Comme pour le pétrole, pour maintenir une production constante un opérateur doit en permanence développer de nouveaux projets, puisque ceux en production ont tendance à fournir une quantité de gaz décroissante au cours du temps.
Traiter
Comme nous l’avons vu plus haut, le gaz extrait du gisement ne contient pas que du méthane. Il comporte aussi des molécules que le producteur n’a que modérément envie d’envoyer dans le gazoduc en sortie de champ (et encore moins dans le terminal de liquéfaction si c’est le cas !) :
- des molécules qui sont liquides une fois sous forte pression (les condensats), qui ont une valeur économique élevée et qui par ailleurs gêneraient le transport du gaz stricto sensu dans un gazoduc ; ces molécules sont donc séparées du reste en tête de puits puis transportées sous forme liquide,
- de la vapeur d’eau et du CO2, or ce mélange est corrosif : le CO2 dissout dans l’eau donne de l’acide carbonique, qui attaque les canalisations (cette acidification de l’eau quand elle absorbe du CO2 est aussi en train de se produire à grande échelle dans un autre contexte, celui du changement climatique global). Il faut donc enlever eau et CO2 du gaz,
- des gaz sans contenu énergétique (azote et à nouveau CO2), et que l’on ne va pas s’amuser à transporter à grands frais pour ne rien en faire à l’arrivée, non mais !
- des gaz ou produits toxiques ou incommodants (mercure, H2S, etc), qui sont aussi enlevés,
- des sous-produits non combustibles à forte valeur commerciale (hélium) qui sont parfois isolés sur place.
Séparer tous les constituants du gaz coûte quelques cents (jusqu’à 25) par million de BTU (ah ces anglo-saxons et leurs unités de mesure bizarres !).
Un million de BTU ≈ 1 GJ ≈ 280 kWh.
La totalité des opérations effectuées sur le gisement (et regroupés dans ce que l’on appelle les coûts de production) se montera elle de 0,2 à 4 dollars par MBTU.
Gammes de coûts de production du gaz, en dollars par million de British Thermal Units (ah ces anglo-saxons !) ou MBTU en abrégé.
Une British Thermal Unit ≈ 1000 joules ;
un MBTU ≈ 1 GJ ou encore 290 kWh.
1,5 dollar par MBTU, cela représente environ 0,5 cents par kWh (ou 0,4 centime d’euro par kWh).
Le traitement du gaz en sortie de puits (séparation des condensats et du gaz, etc) représente donc 5 à 25 cents par MBTU, soit environ 10% de l’ensemble.

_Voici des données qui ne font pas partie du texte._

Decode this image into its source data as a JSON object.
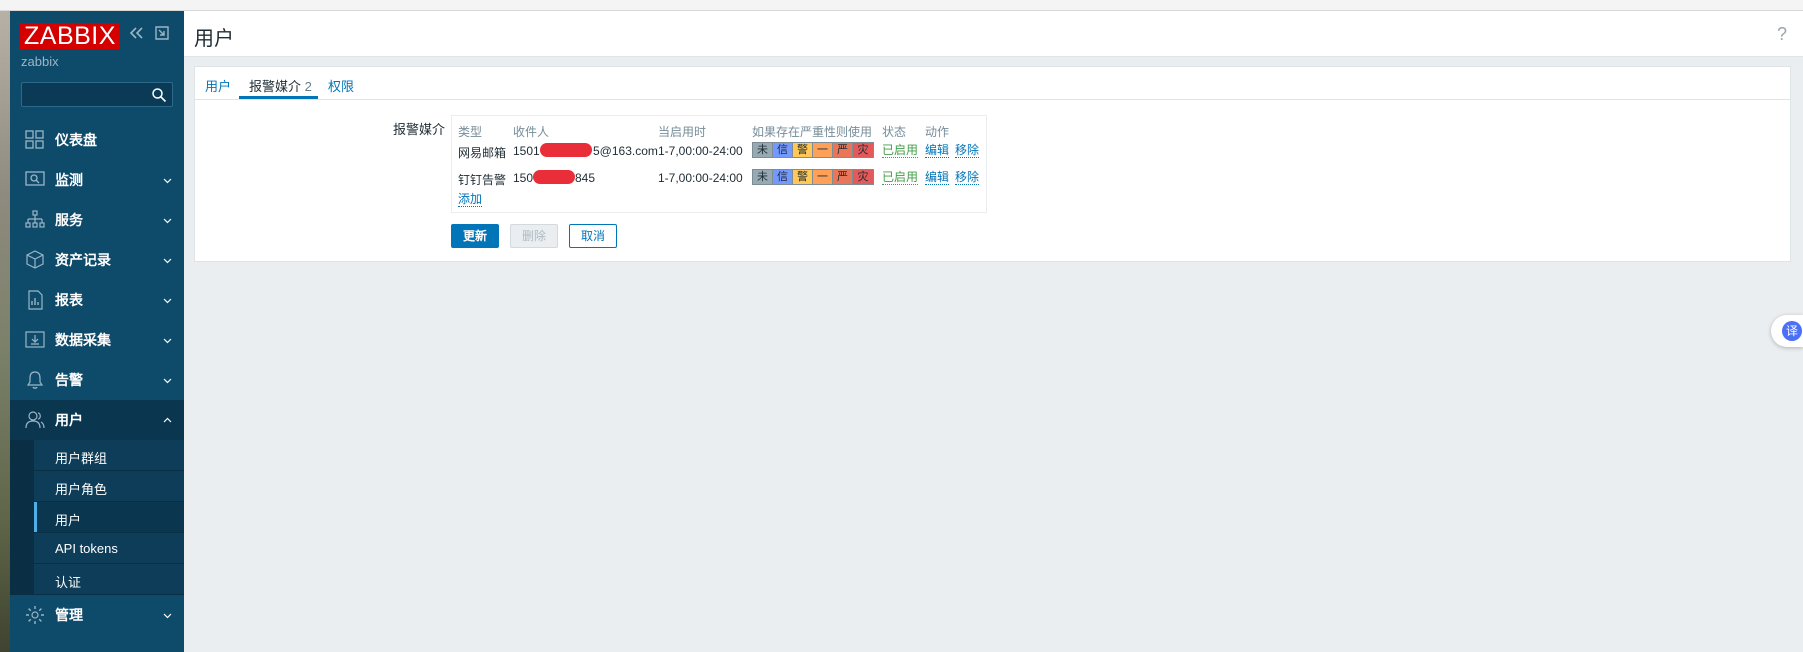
{
  "brand": {
    "logo_text": "ZABBIX",
    "server_name": "zabbix"
  },
  "sidebar": {
    "search_placeholder": "",
    "items": [
      {
        "label": "仪表盘",
        "icon": "dashboard-icon"
      },
      {
        "label": "监测",
        "icon": "monitoring-icon"
      },
      {
        "label": "服务",
        "icon": "services-icon"
      },
      {
        "label": "资产记录",
        "icon": "inventory-icon"
      },
      {
        "label": "报表",
        "icon": "reports-icon"
      },
      {
        "label": "数据采集",
        "icon": "data-collection-icon"
      },
      {
        "label": "告警",
        "icon": "alerts-bell-icon"
      },
      {
        "label": "用户",
        "icon": "users-icon"
      },
      {
        "label": "管理",
        "icon": "gear-icon"
      }
    ],
    "users_submenu": [
      {
        "label": "用户群组"
      },
      {
        "label": "用户角色"
      },
      {
        "label": "用户"
      },
      {
        "label": "API tokens"
      },
      {
        "label": "认证"
      }
    ]
  },
  "header": {
    "title": "用户",
    "help": "?"
  },
  "tabs": [
    {
      "label": "用户"
    },
    {
      "label": "报警媒介",
      "count": "2"
    },
    {
      "label": "权限"
    }
  ],
  "media": {
    "field_label": "报警媒介",
    "columns": [
      "类型",
      "收件人",
      "当启用时",
      "如果存在严重性则使用",
      "状态",
      "动作"
    ],
    "rows": [
      {
        "type": "网易邮箱",
        "recipient_prefix": "1501",
        "recipient_suffix": "5@163.com",
        "when_active": "1-7,00:00-24:00",
        "severity": [
          "未",
          "信",
          "警",
          "一",
          "严",
          "灾"
        ],
        "status": "已启用",
        "edit": "编辑",
        "remove": "移除"
      },
      {
        "type": "钉钉告警",
        "recipient_prefix": "150",
        "recipient_suffix": "845",
        "when_active": "1-7,00:00-24:00",
        "severity": [
          "未",
          "信",
          "警",
          "一",
          "严",
          "灾"
        ],
        "status": "已启用",
        "edit": "编辑",
        "remove": "移除"
      }
    ],
    "add_label": "添加"
  },
  "buttons": {
    "update": "更新",
    "delete": "删除",
    "cancel": "取消"
  },
  "severity_colors": [
    "#97aab3",
    "#7499ff",
    "#ffc859",
    "#ffa059",
    "#e97659",
    "#e45959"
  ],
  "colors": {
    "sidebar": "#0e4a6a",
    "brand_red": "#d40000",
    "link": "#0275b8",
    "enabled": "#429e47"
  },
  "translate_fab": "译"
}
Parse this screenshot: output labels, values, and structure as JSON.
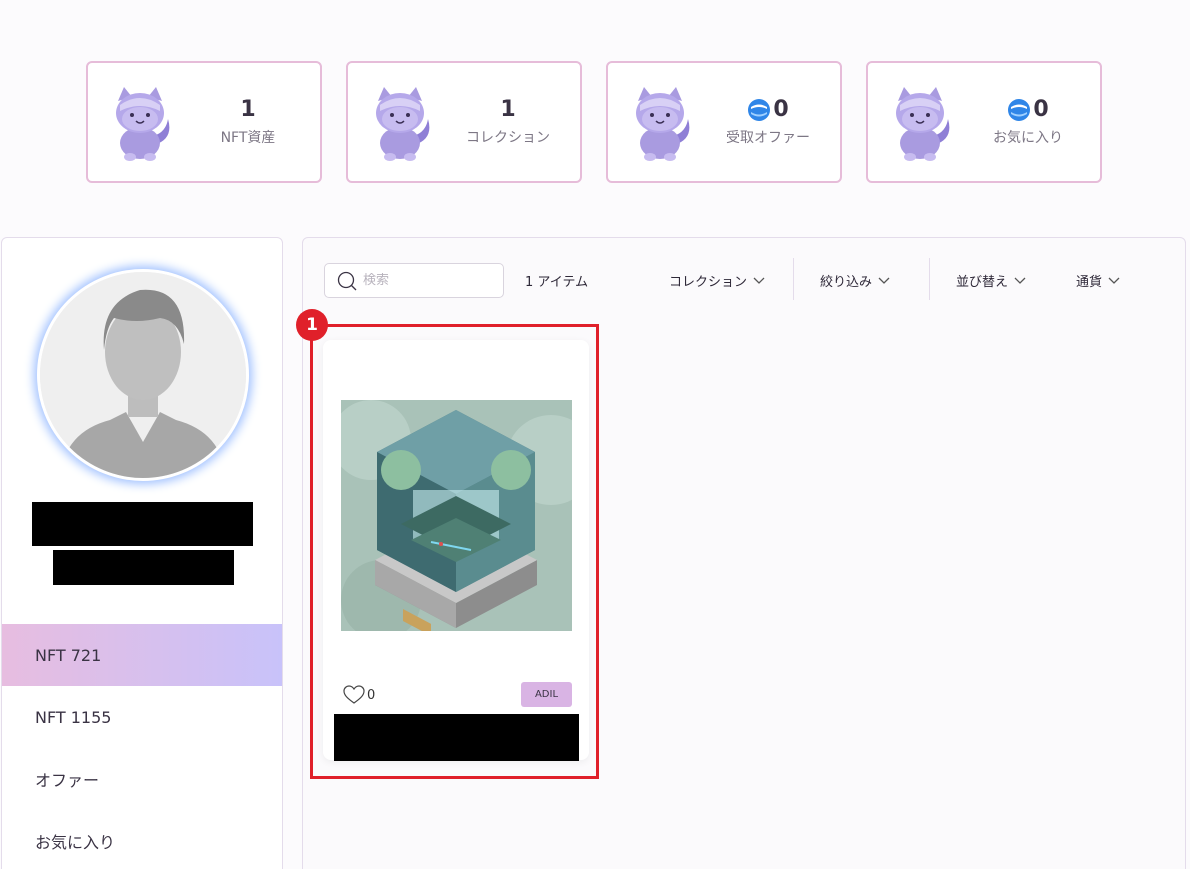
{
  "stats": [
    {
      "value": "1",
      "label": "NFT資産",
      "has_coin": false
    },
    {
      "value": "1",
      "label": "コレクション",
      "has_coin": false
    },
    {
      "value": "0",
      "label": "受取オファー",
      "has_coin": true
    },
    {
      "value": "0",
      "label": "お気に入り",
      "has_coin": true
    }
  ],
  "sidebar": {
    "items": [
      {
        "label": "NFT 721",
        "active": true
      },
      {
        "label": "NFT 1155"
      },
      {
        "label": "オファー"
      },
      {
        "label": "お気に入り"
      }
    ]
  },
  "toolbar": {
    "search_placeholder": "検索",
    "item_count": "1 アイテム",
    "filters": [
      "コレクション",
      "絞り込み",
      "並び替え",
      "通貨"
    ]
  },
  "nft": {
    "likes": "0",
    "tag": "ADIL",
    "annotation_number": "1"
  },
  "colors": {
    "card_border": "#e6bcd9",
    "highlight": "#e0202a",
    "active_gradient_start": "#e7bde0",
    "active_gradient_end": "#c8c2fa",
    "mascot": "#a99be0",
    "coin": "#2f86e8"
  }
}
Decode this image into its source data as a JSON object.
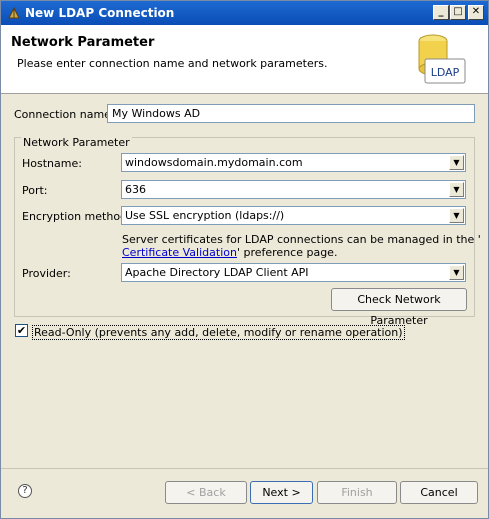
{
  "window": {
    "title": "New LDAP Connection",
    "controls": {
      "minimize": "_",
      "maximize": "□",
      "close": "✕"
    }
  },
  "header": {
    "heading": "Network Parameter",
    "description": "Please enter connection name and network parameters.",
    "logo_text": "LDAP"
  },
  "form": {
    "connection_name_label": "Connection name:",
    "connection_name_value": "My Windows AD",
    "group_label": "Network Parameter",
    "hostname_label": "Hostname:",
    "hostname_value": "windowsdomain.mydomain.com",
    "port_label": "Port:",
    "port_value": "636",
    "encryption_label": "Encryption method:",
    "encryption_value": "Use SSL encryption (ldaps://)",
    "cert_info_before": "Server certificates for LDAP connections can be managed in the '",
    "cert_link": "Certificate Validation",
    "cert_info_after": "' preference page.",
    "provider_label": "Provider:",
    "provider_value": "Apache Directory LDAP Client API",
    "check_button": "Check Network Parameter",
    "readonly_label": "Read-Only (prevents any add, delete, modify or rename operation)",
    "readonly_checked": true
  },
  "footer": {
    "help_icon": "?",
    "back": "< Back",
    "next": "Next >",
    "finish": "Finish",
    "cancel": "Cancel"
  }
}
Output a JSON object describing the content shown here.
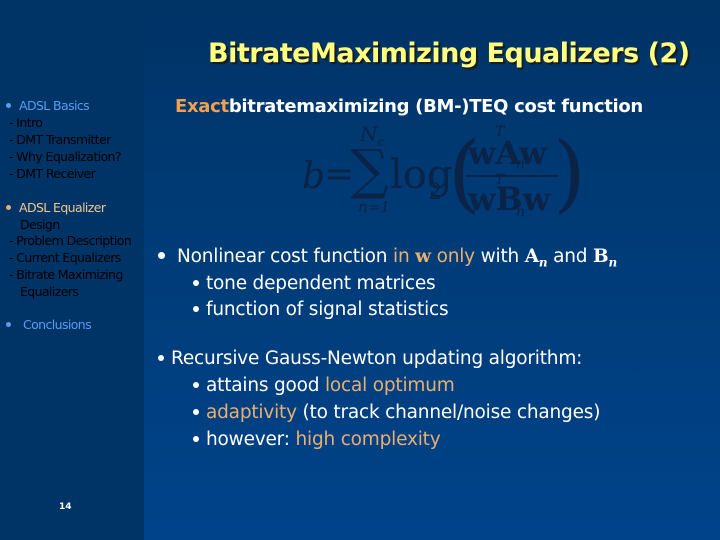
{
  "slide": {
    "title": "BitrateMaximizing Equalizers (2)",
    "page_number": "14",
    "colors": {
      "background": "#003366",
      "title": "#ffff80",
      "accent": "#e8b070",
      "nav_blue": "#5a9cf0",
      "body": "#ffffff"
    }
  },
  "sidebar": {
    "items": [
      {
        "label": "ADSL Basics",
        "type": "bullet",
        "state": "inactive"
      },
      {
        "label": "- Intro",
        "type": "sub",
        "state": "inactive"
      },
      {
        "label": "- DMT Transmitter",
        "type": "sub",
        "state": "inactive"
      },
      {
        "label": "- Why Equalization?",
        "type": "sub",
        "state": "inactive"
      },
      {
        "label": "- DMT Receiver",
        "type": "sub",
        "state": "inactive"
      },
      {
        "label": "ADSL Equalizer",
        "label2": "Design",
        "type": "bullet",
        "state": "active"
      },
      {
        "label": "- Problem Description",
        "type": "sub",
        "state": "inactive"
      },
      {
        "label": "- Current Equalizers",
        "type": "sub",
        "state": "inactive"
      },
      {
        "label": "- Bitrate Maximizing",
        "label2": "Equalizers",
        "type": "sub",
        "state": "active"
      },
      {
        "label": "Conclusions",
        "type": "bullet",
        "state": "inactive"
      }
    ]
  },
  "main": {
    "subheading": {
      "accent": "Exact",
      "rest": "bitratemaximizing (BM-)TEQ cost function"
    },
    "formula": {
      "lhs": "b",
      "eq": "=",
      "sum": "∑",
      "upper": "N",
      "upper_sub": "c",
      "lower": "n=1",
      "log": "log",
      "log_base": "2",
      "num": "wAw",
      "num_sup": "T",
      "num_sub": "n",
      "den": "wBw",
      "den_sup": "T",
      "den_sub": "n"
    },
    "bullet1": {
      "pre": "Nonlinear cost function ",
      "accent1": "in ",
      "accent_w": "w",
      "accent2": " only",
      "mid": " with ",
      "A": "A",
      "A_sub": "n",
      "and": " and ",
      "B": "B",
      "B_sub": "n",
      "subs": [
        "tone dependent matrices",
        "function of signal statistics"
      ]
    },
    "bullet2": {
      "text": "Recursive Gauss-Newton updating algorithm:",
      "sub1_pre": "attains good ",
      "sub1_accent": "local optimum",
      "sub2_accent": "adaptivity",
      "sub2_post": " (to track channel/noise changes)",
      "sub3_pre": "however: ",
      "sub3_accent": "high complexity"
    }
  }
}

Pour obtenir le prix en dollars par baril équivalent pétrole, il faut multiplier par 5,5 le prix en dollars par MBTU. Cela signifie que que pour la production de gaz à terre au Moyen Orient (MEast Onshore, barre du bas) nous sommes à 2,5 dollars par baril équivalent pétrole, ce qui est du même ordre de grandeur que pour le pétrole.
Pour obtenir le prix en euros par MWh, il faut multiplier les prix en $ par MBTU par un peu moins de 3.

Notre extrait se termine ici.